I'm making a big yahoo pipes project that takes DJ sets from various sources, filters them so the output only contains dj sets from the artists I filtered for and presents them in an RSS feed.
Since many sets are posted on multiple websites at the same time, but have a little variation in their titles, my feed often has duplicate items, despite using the unique filter.
I noticed most of these sets start with the dj name however. Only the last strings vary (sometimes a country name is added, or the date is displayed in a different format)
What I would like to do, is base the unique filter on the first word only. So if these 2 sets are added:
Dave Clarke – White Noise #471 – Best of 2014 (Electro Edition) – 11-Jan-2015
Dave Clarke – White Noise 471 (Best of 2014 Electro) – 12-JAN-2015
The unique filter would filter one of them out based on the first 2 words.
If I would only filter out based on the first 2 names, this would mean the unique filter would block out all future sets of this dj offcourse. To avoid this from happening, I would like to add some kind of formula that makes sure the pub date is also taken into consideration. Let's say I only want 1 item per dj per week.
I know this is rather complicated, but would it be possible?
Thanks!
I believe you could get pretty good result without considering the words but ngrams.
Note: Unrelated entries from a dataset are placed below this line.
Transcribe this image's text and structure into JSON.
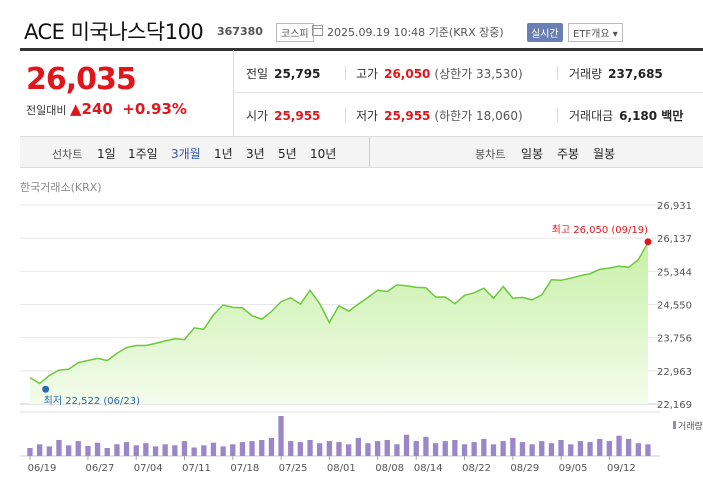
{
  "header": {
    "etf_name": "ACE 미국나스닥100",
    "code": "367380",
    "market_tag": "코스피",
    "datetime": "2025.09.19 10:48",
    "basis": "기준(KRX 장중)",
    "realtime_label": "실시간",
    "etf_info_label": "ETF개요 ▾"
  },
  "quote": {
    "price": "26,035",
    "change_label": "전일대비",
    "change_arrow": "▲",
    "change_amount": "240",
    "change_pct": "+0.93%",
    "prev_close_label": "전일",
    "prev_close": "25,795",
    "high_label": "고가",
    "high": "26,050",
    "upper_limit": "(상한가 33,530)",
    "volume_label": "거래량",
    "volume": "237,685",
    "open_label": "시가",
    "open": "25,955",
    "low_label": "저가",
    "low": "25,955",
    "lower_limit": "(하한가 18,060)",
    "amount_label": "거래대금",
    "amount": "6,180 백만"
  },
  "period_bar": {
    "line_label": "선차트",
    "line_periods": [
      "1일",
      "1주일",
      "3개월",
      "1년",
      "3년",
      "5년",
      "10년"
    ],
    "active_period": "3개월",
    "candle_label": "봉차트",
    "candle_periods": [
      "일봉",
      "주봉",
      "월봉"
    ]
  },
  "chart": {
    "exchange_label": "한국거래소(KRX)",
    "high_annotation": "최고 26,050 (09/19)",
    "low_annotation": "최저 22,522 (06/23)",
    "volume_legend": "거래량",
    "colors": {
      "line": "#6cc83c",
      "fill_top": "#c8f0a8",
      "fill_bottom": "#f3fcec",
      "volume": "#9b86c8",
      "high_dot": "#e0161c",
      "low_dot": "#2b6ab0"
    }
  },
  "chart_data": {
    "type": "area",
    "ylim": [
      22169,
      26931
    ],
    "y_ticks": [
      "26,931",
      "26,137",
      "25,344",
      "24,550",
      "23,756",
      "22,963",
      "22,169"
    ],
    "y_tick_values": [
      26931,
      26137,
      25344,
      24550,
      23756,
      22963,
      22169
    ],
    "x_tick_labels": [
      "06/19",
      "06/27",
      "07/04",
      "07/11",
      "07/18",
      "07/25",
      "08/01",
      "08/08",
      "08/14",
      "08/22",
      "08/29",
      "09/05",
      "09/12"
    ],
    "x_tick_index": [
      0,
      6,
      11,
      16,
      21,
      26,
      31,
      36,
      40,
      45,
      50,
      55,
      60
    ],
    "series": [
      {
        "values": [
          22800,
          22660,
          22850,
          22980,
          23000,
          23160,
          23210,
          23260,
          23210,
          23380,
          23520,
          23570,
          23570,
          23620,
          23680,
          23730,
          23710,
          23990,
          23960,
          24300,
          24540,
          24480,
          24470,
          24280,
          24200,
          24380,
          24620,
          24710,
          24560,
          24890,
          24570,
          24120,
          24520,
          24390,
          24560,
          24720,
          24890,
          24860,
          25020,
          25000,
          24960,
          24950,
          24730,
          24730,
          24570,
          24770,
          24830,
          24940,
          24700,
          24980,
          24700,
          24720,
          24660,
          24780,
          25140,
          25130,
          25180,
          25240,
          25290,
          25390,
          25420,
          25470,
          25440,
          25620,
          26035
        ]
      }
    ],
    "volume": [
      15,
      22,
      18,
      30,
      20,
      28,
      19,
      25,
      15,
      22,
      26,
      20,
      24,
      18,
      22,
      20,
      28,
      16,
      20,
      25,
      18,
      22,
      26,
      28,
      30,
      34,
      75,
      28,
      26,
      30,
      24,
      28,
      26,
      22,
      34,
      24,
      28,
      30,
      22,
      40,
      28,
      36,
      24,
      28,
      30,
      22,
      26,
      32,
      22,
      28,
      34,
      26,
      22,
      28,
      24,
      30,
      22,
      28,
      26,
      32,
      28,
      38,
      32,
      24,
      22
    ],
    "high_point": {
      "index": 64,
      "value": 26050
    },
    "low_point": {
      "index": 1,
      "value": 22522
    }
  }
}
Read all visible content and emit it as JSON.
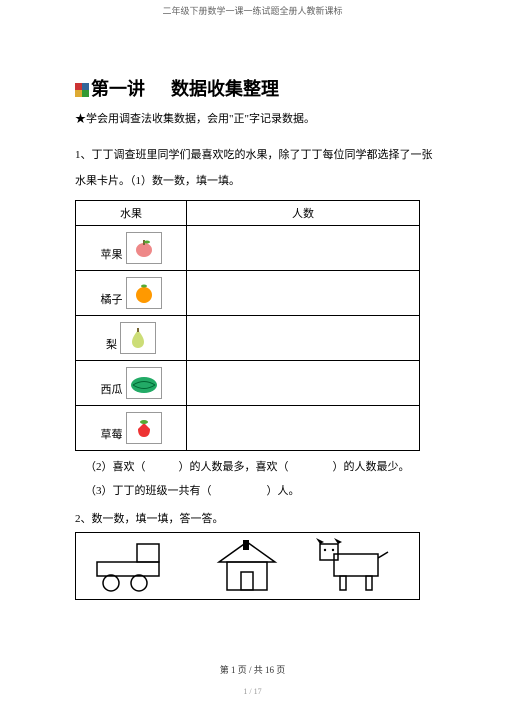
{
  "header": "二年级下册数学一课一练试题全册人教新课标",
  "lesson_title_1": "第一讲",
  "lesson_title_2": "数据收集整理",
  "objective": "★学会用调查法收集数据，会用\"正\"字记录数据。",
  "q1_text": "1、丁丁调查班里同学们最喜欢吃的水果，除了丁丁每位同学都选择了一张水果卡片。（1）数一数，填一填。",
  "table": {
    "header_fruit": "水果",
    "header_count": "人数",
    "rows": [
      {
        "label": "苹果",
        "icon_color": "#e88",
        "icon_type": "apple"
      },
      {
        "label": "橘子",
        "icon_color": "#f90",
        "icon_type": "orange"
      },
      {
        "label": "梨",
        "icon_color": "#cd7",
        "icon_type": "pear"
      },
      {
        "label": "西瓜",
        "icon_color": "#2a6",
        "icon_type": "melon"
      },
      {
        "label": "草莓",
        "icon_color": "#e33",
        "icon_type": "berry"
      }
    ]
  },
  "sub2": "（2）喜欢（　　　）的人数最多，喜欢（　　　　）的人数最少。",
  "sub3": "（3）丁丁的班级一共有（　　　　　）人。",
  "q2_text": "2、数一数，填一填，答一答。",
  "footer": "第 1 页 / 共 16 页",
  "footer2": "1 / 17",
  "title_icon_colors": {
    "a": "#cc3333",
    "b": "#336699",
    "c": "#ddaa33",
    "d": "#339933"
  }
}
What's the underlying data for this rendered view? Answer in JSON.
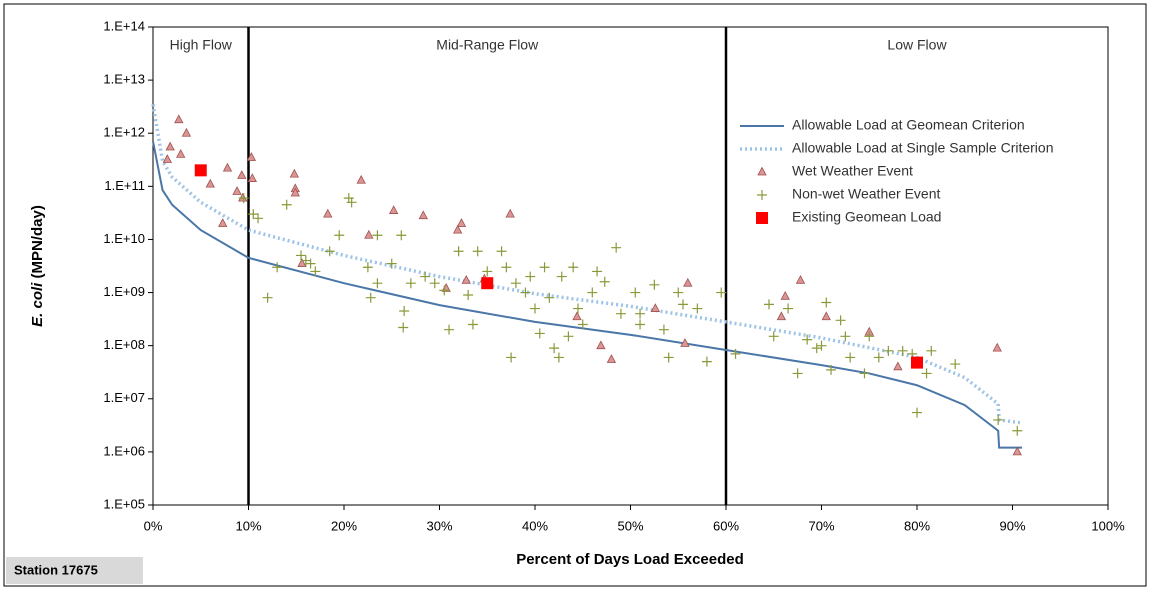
{
  "chart_data": {
    "type": "scatter",
    "ylog": true,
    "legend": "upper right",
    "xlabel": "Percent of Days Load Exceeded",
    "ylabel_italic": "E. coli",
    "ylabel_rest": " (MPN/day)",
    "footnote": "Station 17675",
    "xlim": [
      0,
      100
    ],
    "xticks": [
      {
        "value": 0,
        "label": "0%"
      },
      {
        "value": 10,
        "label": "10%"
      },
      {
        "value": 20,
        "label": "20%"
      },
      {
        "value": 30,
        "label": "30%"
      },
      {
        "value": 40,
        "label": "40%"
      },
      {
        "value": 50,
        "label": "50%"
      },
      {
        "value": 60,
        "label": "60%"
      },
      {
        "value": 70,
        "label": "70%"
      },
      {
        "value": 80,
        "label": "80%"
      },
      {
        "value": 90,
        "label": "90%"
      },
      {
        "value": 100,
        "label": "100%"
      }
    ],
    "ylim": [
      100000,
      100000000000000
    ],
    "yticks": [
      {
        "value": 100000,
        "label": "1.E+05"
      },
      {
        "value": 1000000,
        "label": "1.E+06"
      },
      {
        "value": 10000000,
        "label": "1.E+07"
      },
      {
        "value": 100000000,
        "label": "1.E+08"
      },
      {
        "value": 1000000000,
        "label": "1.E+09"
      },
      {
        "value": 10000000000,
        "label": "1.E+10"
      },
      {
        "value": 100000000000,
        "label": "1.E+11"
      },
      {
        "value": 1000000000000,
        "label": "1.E+12"
      },
      {
        "value": 10000000000000,
        "label": "1.E+13"
      },
      {
        "value": 100000000000000,
        "label": "1.E+14"
      }
    ],
    "regions": [
      {
        "label": "High Flow",
        "start": 0,
        "end": 10
      },
      {
        "label": "Mid-Range Flow",
        "start": 10,
        "end": 60
      },
      {
        "label": "Low Flow",
        "start": 60,
        "end": 100
      }
    ],
    "series": [
      {
        "name": "Allowable Load at Geomean Criterion",
        "style": "line",
        "color": "#4a76a8",
        "x": [
          0,
          1,
          2,
          5,
          10,
          20,
          30,
          40,
          50,
          60,
          70,
          75,
          80,
          85,
          88.5,
          88.6,
          91
        ],
        "values": [
          700000000000,
          85000000000,
          45000000000,
          15000000000,
          4500000000,
          1500000000,
          580000000,
          280000000,
          160000000,
          83000000,
          43000000,
          30000000,
          18000000,
          7600000,
          2500000,
          1200000,
          1200000
        ]
      },
      {
        "name": "Allowable Load at Single Sample Criterion",
        "style": "dotted",
        "color": "#9dc3e6",
        "x": [
          0,
          1,
          2,
          5,
          10,
          20,
          30,
          40,
          50,
          60,
          70,
          80,
          85,
          88.5,
          88.6,
          91
        ],
        "values": [
          3500000000000,
          300000000000,
          150000000000,
          50000000000,
          15000000000,
          5000000000,
          2000000000,
          950000000,
          550000000,
          280000000,
          140000000,
          60000000,
          25000000,
          8000000,
          4000000,
          3500000
        ]
      },
      {
        "name": "Wet Weather Event",
        "style": "triangle",
        "color": "#d99694",
        "x": [
          2.7,
          3.5,
          1.8,
          2.9,
          1.5,
          7.8,
          10.3,
          9.3,
          10.4,
          6,
          8.8,
          9.4,
          14.8,
          14.9,
          14.9,
          21.8,
          18.3,
          25.2,
          28.3,
          32.3,
          31.9,
          37.4,
          22.6,
          7.3,
          30.7,
          32.8,
          34.7,
          44.4,
          46.9,
          48,
          52.6,
          56,
          55.7,
          66.2,
          67.8,
          65.8,
          70.5,
          75,
          78,
          88.4,
          90.5,
          15.6
        ],
        "values": [
          1800000000000,
          1000000000000,
          550000000000,
          400000000000,
          320000000000,
          220000000000,
          350000000000,
          160000000000,
          140000000000,
          110000000000,
          80000000000,
          60000000000,
          170000000000,
          90000000000,
          75000000000,
          130000000000,
          30000000000,
          35000000000,
          28000000000,
          20000000000,
          15000000000,
          30000000000,
          12000000000,
          20000000000,
          1200000000,
          1700000000,
          1800000000,
          350000000,
          100000000,
          55000000,
          500000000,
          1500000000,
          110000000,
          850000000,
          1700000000,
          350000000,
          350000000,
          180000000,
          40000000,
          90000000,
          1000000,
          3500000000
        ]
      },
      {
        "name": "Non-wet Weather Event",
        "style": "plus",
        "color": "#8a9a3a",
        "x": [
          9.5,
          10.5,
          11,
          14,
          13,
          12,
          15.5,
          16,
          16.5,
          17,
          18.5,
          19.5,
          20.5,
          20.8,
          22.5,
          22.8,
          23.5,
          23.5,
          25,
          26,
          26.3,
          26.2,
          27,
          28.5,
          29.5,
          30.5,
          31,
          32,
          33,
          33.5,
          34,
          35,
          36.5,
          37,
          37.5,
          38,
          39,
          39.5,
          40,
          40.5,
          41,
          41.5,
          42,
          42.5,
          42.8,
          43.5,
          44,
          44.5,
          45,
          46,
          46.5,
          47.3,
          48.5,
          49,
          50.5,
          51,
          51,
          52.5,
          53.5,
          54,
          55,
          55.5,
          57,
          58,
          59.5,
          61,
          64.5,
          65,
          66.5,
          67.5,
          68.5,
          69.5,
          70,
          70.5,
          71,
          72,
          72.5,
          73,
          74.5,
          75,
          76,
          77,
          78.5,
          79.5,
          80,
          81,
          81.5,
          84,
          88.5,
          90.5
        ],
        "values": [
          60000000000,
          30000000000,
          25000000000,
          45000000000,
          3000000000,
          800000000,
          5000000000,
          4000000000,
          3500000000,
          2500000000,
          6000000000,
          12000000000,
          60000000000,
          50000000000,
          3000000000,
          800000000,
          12000000000,
          1500000000,
          3500000000,
          12000000000,
          450000000,
          220000000,
          1500000000,
          2000000000,
          1500000000,
          1100000000,
          200000000,
          6000000000,
          900000000,
          250000000,
          6000000000,
          2500000000,
          6000000000,
          3000000000,
          60000000,
          1500000000,
          1000000000,
          2000000000,
          500000000,
          170000000,
          3000000000,
          800000000,
          90000000,
          60000000,
          2000000000,
          150000000,
          3000000000,
          500000000,
          250000000,
          1000000000,
          2500000000,
          1600000000,
          7000000000,
          400000000,
          1000000000,
          400000000,
          250000000,
          1400000000,
          200000000,
          60000000,
          1000000000,
          600000000,
          500000000,
          50000000,
          1000000000,
          70000000,
          600000000,
          150000000,
          500000000,
          30000000,
          130000000,
          90000000,
          100000000,
          650000000,
          35000000,
          300000000,
          150000000,
          60000000,
          30000000,
          150000000,
          60000000,
          80000000,
          80000000,
          70000000,
          5500000,
          30000000,
          80000000,
          45000000,
          4000000,
          2500000
        ]
      },
      {
        "name": "Existing Geomean Load",
        "style": "square",
        "color": "#ff0000",
        "x": [
          5,
          35,
          80
        ],
        "values": [
          200000000000,
          1500000000,
          48000000
        ]
      }
    ]
  }
}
Basically, rather than considering words, consider sequences of n characters (3 is probably a good number, but it's worth testing).
So, "Dave Clarke – White Noise #471 – Best of 2014 (Electro Edition) – 11-Jan-2015" would become a list like this:
["Dav", "ave", "ve ", "v C", " Cl", "Cla", ... "-20", "201" ,"015"]and "Dave Clarke – White Noise 471 (Best of 2014 Electro) – 12-JAN-2015" would give something like:
["Dav", "ave", "ve ", "v C", " Cl", "Cla", ..., "-20", "201" ,"015"]Once you have ngrams for each title, you can easily compare how many they have common... and the greater, the likelier that they're the same title.